Another approach is set forth in Aiger et. al. [31]. Aiger [31] proposed a 4-Points Congruent Sets (4PCS) algorithm that does not use local description. Instead, [31] considers groups of 4 quasi-coplanar points in the point cloud. A shape descriptor is used that is based on the distances between these points and the intersection of the line segments they define. The selected points must be spread enough to guarantee algorithm stability, and close enough to ensure that the points are in the overlap area between the two viewpoints. The geometric configuration of four coplanar points is discriminant enough to create strong matches between the two point clouds. Aiger's work on the 4PCS algorithm inspired several other approaches still introducing the 4-Points Congruent Sets principle: the Super4PCS [34] is based on a smart indexing data organization reducing the algorithm complexity from quadratic to linear in the number or data points; Mohamad et. al. [35] generalizes 4PCS by allowing the two pairs to fall on two different planes that have an arbitrary distance between them, then by increasing this distance, the search space of matching hypotheses exponentially leads to a maximum run-time improvement of 83:10%.

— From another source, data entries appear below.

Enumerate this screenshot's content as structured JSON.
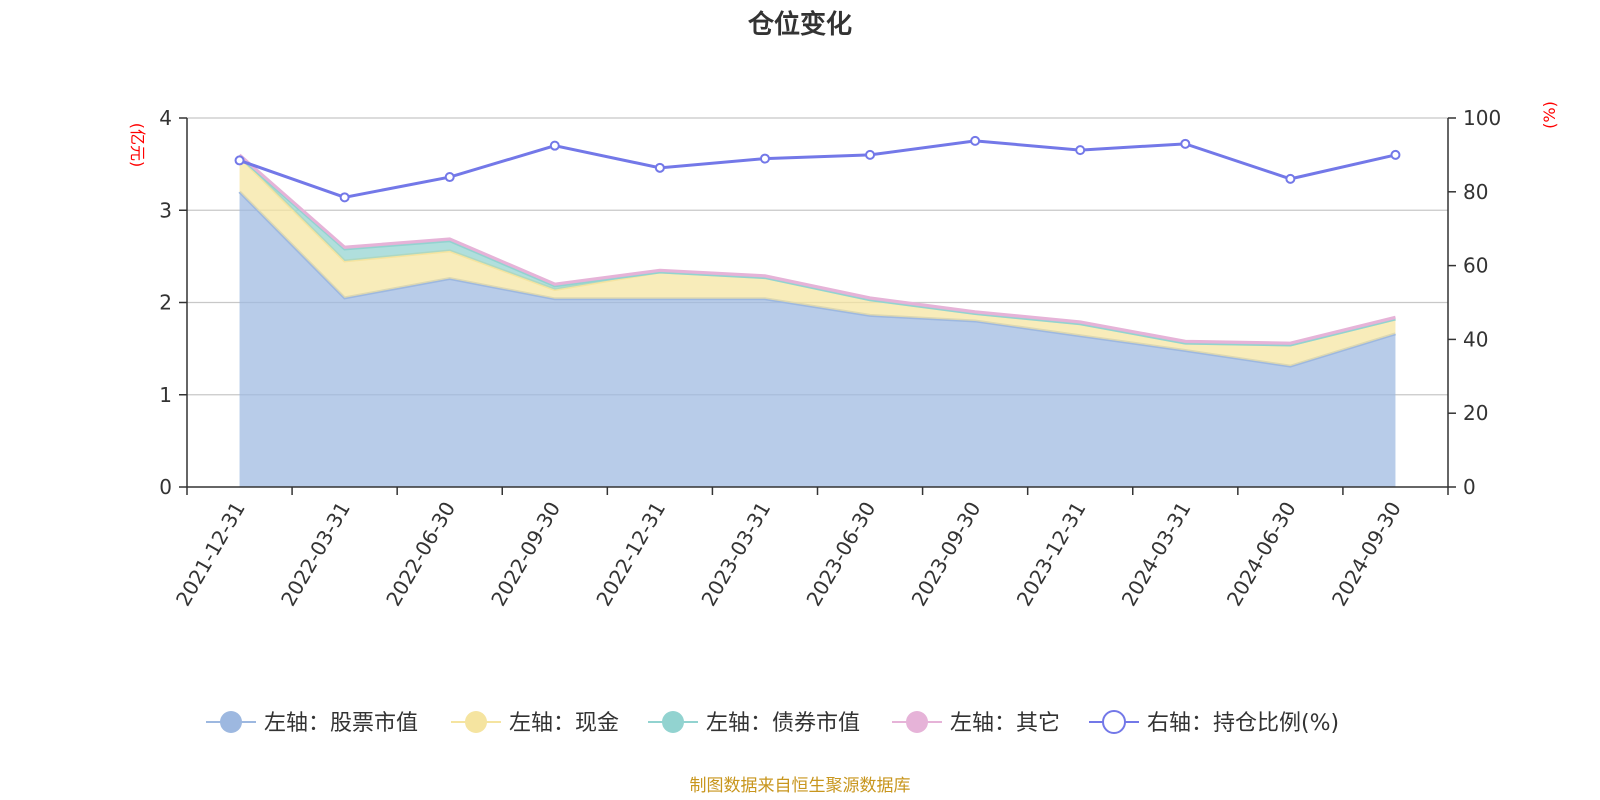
{
  "chart_data": {
    "type": "area",
    "title": "仓位变化",
    "source": "制图数据来自恒生聚源数据库",
    "categories": [
      "2021-12-31",
      "2022-03-31",
      "2022-06-30",
      "2022-09-30",
      "2022-12-31",
      "2023-03-31",
      "2023-06-30",
      "2023-09-30",
      "2023-12-31",
      "2024-03-31",
      "2024-06-30",
      "2024-09-30"
    ],
    "left_axis": {
      "unit": "(亿元)",
      "ylim": [
        0,
        4
      ],
      "ticks": [
        0,
        1,
        2,
        3,
        4
      ]
    },
    "right_axis": {
      "unit": "(%)",
      "ylim": [
        0,
        100
      ],
      "ticks": [
        0,
        20,
        40,
        60,
        80,
        100
      ]
    },
    "series": [
      {
        "name": "左轴：股票市值",
        "axis": "left",
        "kind": "stacked-area",
        "color": "#9db8e0",
        "values": [
          3.2,
          2.05,
          2.26,
          2.04,
          2.04,
          2.04,
          1.86,
          1.8,
          1.64,
          1.48,
          1.31,
          1.66
        ]
      },
      {
        "name": "左轴：现金",
        "axis": "left",
        "kind": "stacked-area",
        "color": "#f5e4a0",
        "values": [
          0.38,
          0.4,
          0.3,
          0.1,
          0.29,
          0.23,
          0.17,
          0.08,
          0.13,
          0.08,
          0.23,
          0.16
        ]
      },
      {
        "name": "左轴：债券市值",
        "axis": "left",
        "kind": "stacked-area",
        "color": "#92d3d0",
        "values": [
          0,
          0.13,
          0.11,
          0.04,
          0,
          0,
          0,
          0,
          0,
          0,
          0,
          0
        ]
      },
      {
        "name": "左轴：其它",
        "axis": "left",
        "kind": "stacked-area",
        "color": "#e6b3d8",
        "values": [
          0.02,
          0.02,
          0.02,
          0.02,
          0.02,
          0.02,
          0.02,
          0.02,
          0.02,
          0.02,
          0.02,
          0.02
        ]
      },
      {
        "name": "右轴：持仓比例(%)",
        "axis": "right",
        "kind": "line",
        "color": "#7378e8",
        "values": [
          88.5,
          78.5,
          84,
          92.5,
          86.5,
          89,
          90,
          93.8,
          91.3,
          93,
          83.5,
          90
        ]
      }
    ]
  }
}
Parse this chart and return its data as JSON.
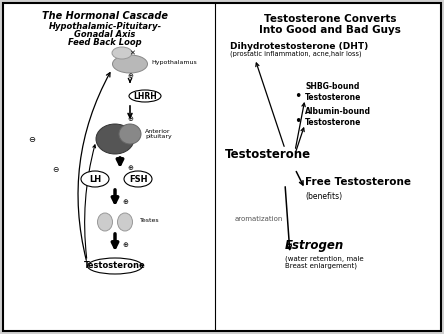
{
  "bg_color": "#d0d0d0",
  "title_left": "The Hormonal Cascade",
  "subtitle_left1": "Hypothalamic-Pituitary-",
  "subtitle_left2": "Gonadal Axis",
  "subtitle_left3": "Feed Back Loop",
  "title_right1": "Testosterone Converts",
  "title_right2": "Into Good and Bad Guys",
  "dht_label": "Dihydrotestosterone (DHT)",
  "dht_sub": "(prostatic inflammation, acne,hair loss)",
  "shbg_label": "SHBG-bound\nTestosterone",
  "albumin_label": "Albumin-bound\nTestosterone",
  "free_t_label": "Free Testosterone",
  "free_t_sub": "(benefits)",
  "estrogen_label": "Estrogen",
  "estrogen_sub": "(water retention, male\nBreast enlargement)",
  "testosterone_label": "Testosterone",
  "aromatization_label": "aromatization",
  "hypothalamus_label": "Hypothalamus",
  "anterior_label": "Anterior\npituitary",
  "lhrh_label": "LHRH",
  "lh_label": "LH",
  "fsh_label": "FSH",
  "testes_label": "Testes",
  "testosterone_oval_label": "Testosterone"
}
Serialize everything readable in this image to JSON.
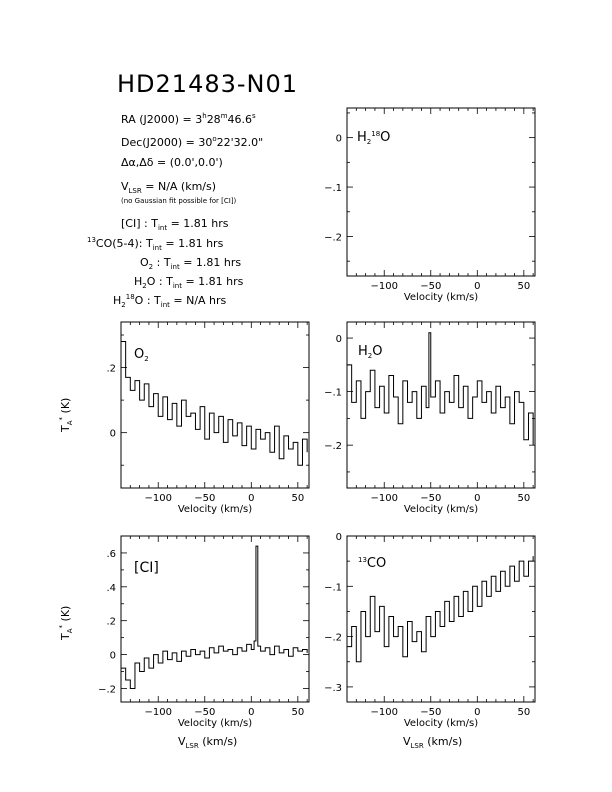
{
  "header": {
    "title": "HD21483-N01",
    "ra": "RA (J2000) = 3h28m46.6s",
    "dec": "Dec(J2000) = 30°22'32.0\"",
    "offset": "Δα,Δδ = (0.0',0.0')",
    "vlsr": "VLSR = N/A (km/s)",
    "note": "(no Gaussian fit possible for [CI])",
    "tint": [
      "[CI] : Tint = 1.81 hrs",
      "13CO(5-4): Tint = 1.81 hrs",
      "O2 : Tint = 1.81 hrs",
      "H2O : Tint = 1.81 hrs",
      "H2 18O : Tint = N/A hrs"
    ]
  },
  "chart_data": [
    {
      "type": "line",
      "id": "h218o",
      "title": "H2 18O",
      "xlabel": "Velocity (km/s)",
      "ylabel": "",
      "xlim": [
        -140,
        62
      ],
      "ylim": [
        -0.28,
        0.06
      ],
      "xticks": [
        -100,
        -50,
        0,
        50
      ],
      "yticks": [
        0,
        -0.1,
        -0.2
      ],
      "x": [],
      "y": []
    },
    {
      "type": "line",
      "id": "o2",
      "title": "O2",
      "xlabel": "Velocity (km/s)",
      "ylabel": "TA* (K)",
      "xlim": [
        -140,
        62
      ],
      "ylim": [
        -0.17,
        0.34
      ],
      "xticks": [
        -100,
        -50,
        0,
        50
      ],
      "yticks": [
        0,
        0.2
      ],
      "x": [
        -140,
        -135,
        -130,
        -125,
        -120,
        -115,
        -110,
        -105,
        -100,
        -95,
        -90,
        -85,
        -80,
        -75,
        -70,
        -65,
        -60,
        -55,
        -50,
        -45,
        -40,
        -35,
        -30,
        -25,
        -20,
        -15,
        -10,
        -5,
        0,
        5,
        10,
        15,
        20,
        25,
        30,
        35,
        40,
        45,
        50,
        55,
        60
      ],
      "y": [
        0.28,
        0.17,
        0.13,
        0.16,
        0.1,
        0.15,
        0.08,
        0.12,
        0.05,
        0.11,
        0.04,
        0.09,
        0.02,
        0.1,
        0.05,
        0.06,
        0.01,
        0.08,
        -0.02,
        0.06,
        0.0,
        0.05,
        -0.03,
        0.04,
        -0.01,
        0.03,
        -0.04,
        0.02,
        -0.05,
        0.01,
        -0.02,
        0.0,
        -0.06,
        0.02,
        -0.08,
        -0.01,
        -0.05,
        -0.03,
        -0.1,
        -0.02,
        -0.06
      ]
    },
    {
      "type": "line",
      "id": "h2o",
      "title": "H2O",
      "xlabel": "Velocity (km/s)",
      "ylabel": "",
      "xlim": [
        -140,
        62
      ],
      "ylim": [
        -0.28,
        0.03
      ],
      "xticks": [
        -100,
        -50,
        0,
        50
      ],
      "yticks": [
        0,
        -0.1,
        -0.2
      ],
      "x": [
        -140,
        -135,
        -130,
        -125,
        -120,
        -115,
        -110,
        -105,
        -100,
        -95,
        -90,
        -85,
        -80,
        -75,
        -70,
        -65,
        -60,
        -55,
        -52,
        -50,
        -45,
        -40,
        -35,
        -30,
        -25,
        -20,
        -15,
        -10,
        -5,
        0,
        5,
        10,
        15,
        20,
        25,
        30,
        35,
        40,
        45,
        50,
        55,
        60
      ],
      "y": [
        -0.05,
        -0.12,
        -0.08,
        -0.15,
        -0.1,
        -0.06,
        -0.13,
        -0.09,
        -0.14,
        -0.07,
        -0.11,
        -0.16,
        -0.08,
        -0.12,
        -0.1,
        -0.15,
        -0.09,
        -0.13,
        0.01,
        -0.11,
        -0.08,
        -0.14,
        -0.1,
        -0.12,
        -0.07,
        -0.13,
        -0.09,
        -0.15,
        -0.11,
        -0.08,
        -0.12,
        -0.1,
        -0.14,
        -0.09,
        -0.13,
        -0.11,
        -0.16,
        -0.1,
        -0.12,
        -0.19,
        -0.14,
        -0.2
      ]
    },
    {
      "type": "line",
      "id": "ci",
      "title": "[CI]",
      "xlabel": "Velocity (km/s)",
      "ylabel": "TA* (K)",
      "xlim": [
        -140,
        62
      ],
      "ylim": [
        -0.28,
        0.7
      ],
      "xticks": [
        -100,
        -50,
        0,
        50
      ],
      "yticks": [
        -0.2,
        0,
        0.2,
        0.4,
        0.6
      ],
      "x": [
        -140,
        -135,
        -130,
        -125,
        -120,
        -115,
        -110,
        -105,
        -100,
        -95,
        -90,
        -85,
        -80,
        -75,
        -70,
        -65,
        -60,
        -55,
        -50,
        -45,
        -40,
        -35,
        -30,
        -25,
        -20,
        -15,
        -10,
        -5,
        0,
        3,
        5,
        7,
        10,
        15,
        20,
        25,
        30,
        35,
        40,
        45,
        50,
        55,
        60
      ],
      "y": [
        -0.08,
        -0.15,
        -0.2,
        -0.05,
        -0.1,
        -0.02,
        -0.08,
        0.0,
        -0.05,
        0.02,
        -0.03,
        0.01,
        -0.04,
        0.02,
        -0.01,
        0.03,
        0.0,
        0.02,
        -0.02,
        0.04,
        0.01,
        0.05,
        0.02,
        0.03,
        0.0,
        0.04,
        0.02,
        0.06,
        0.03,
        0.08,
        0.64,
        0.05,
        0.02,
        0.04,
        0.0,
        0.05,
        0.01,
        0.03,
        -0.01,
        0.04,
        0.02,
        0.03,
        0.01
      ]
    },
    {
      "type": "line",
      "id": "13co",
      "title": "13CO",
      "xlabel": "Velocity (km/s)",
      "ylabel": "",
      "xlim": [
        -140,
        62
      ],
      "ylim": [
        -0.33,
        0.0
      ],
      "xticks": [
        -100,
        -50,
        0,
        50
      ],
      "yticks": [
        0,
        -0.1,
        -0.2,
        -0.3
      ],
      "x": [
        -140,
        -135,
        -130,
        -125,
        -120,
        -115,
        -110,
        -105,
        -100,
        -95,
        -90,
        -85,
        -80,
        -75,
        -70,
        -65,
        -60,
        -55,
        -50,
        -45,
        -40,
        -35,
        -30,
        -25,
        -20,
        -15,
        -10,
        -5,
        0,
        5,
        10,
        15,
        20,
        25,
        30,
        35,
        40,
        45,
        50,
        55,
        60
      ],
      "y": [
        -0.22,
        -0.18,
        -0.25,
        -0.15,
        -0.2,
        -0.12,
        -0.19,
        -0.14,
        -0.22,
        -0.16,
        -0.2,
        -0.18,
        -0.24,
        -0.17,
        -0.21,
        -0.19,
        -0.23,
        -0.16,
        -0.2,
        -0.15,
        -0.18,
        -0.13,
        -0.17,
        -0.12,
        -0.16,
        -0.11,
        -0.15,
        -0.1,
        -0.14,
        -0.09,
        -0.12,
        -0.08,
        -0.11,
        -0.07,
        -0.1,
        -0.06,
        -0.09,
        -0.05,
        -0.08,
        -0.05,
        -0.04
      ]
    }
  ],
  "axes_words": {
    "vlsr_axis": "VLSR (km/s)"
  }
}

However the Super4PCS is more complex to implement and the run-time improvement is almost always dividing 4PCS run-time by two. Similarly the Generalized 4PCS reach more than 80% of run-time improvement but this is only evaluated on datasets with less than 100K points.
Thus another idea to reduce the complexity of 4PCS could be to not anymore rely on 4-Points Congruent Sets rather relying on two points.
Indeed, the idea of a four component descriptor based on angles and distance between two points, has been first proposed by Drost et al. [36].
Drost [36] applied this descriptor, called Point Pair Feature (PPF), for efficient and robust 3D object recognition.
Another prior art approach is that of T. Birdal and S. Ilic [37] which proposes a full processing chain based on their PPF descriptor to address the problem of large scene scan registration.
In view of the above, what is needed is a global registration method that can be efficiently used with large scale data, large baseline, little overlap, and no/little pose information/relative assignment information.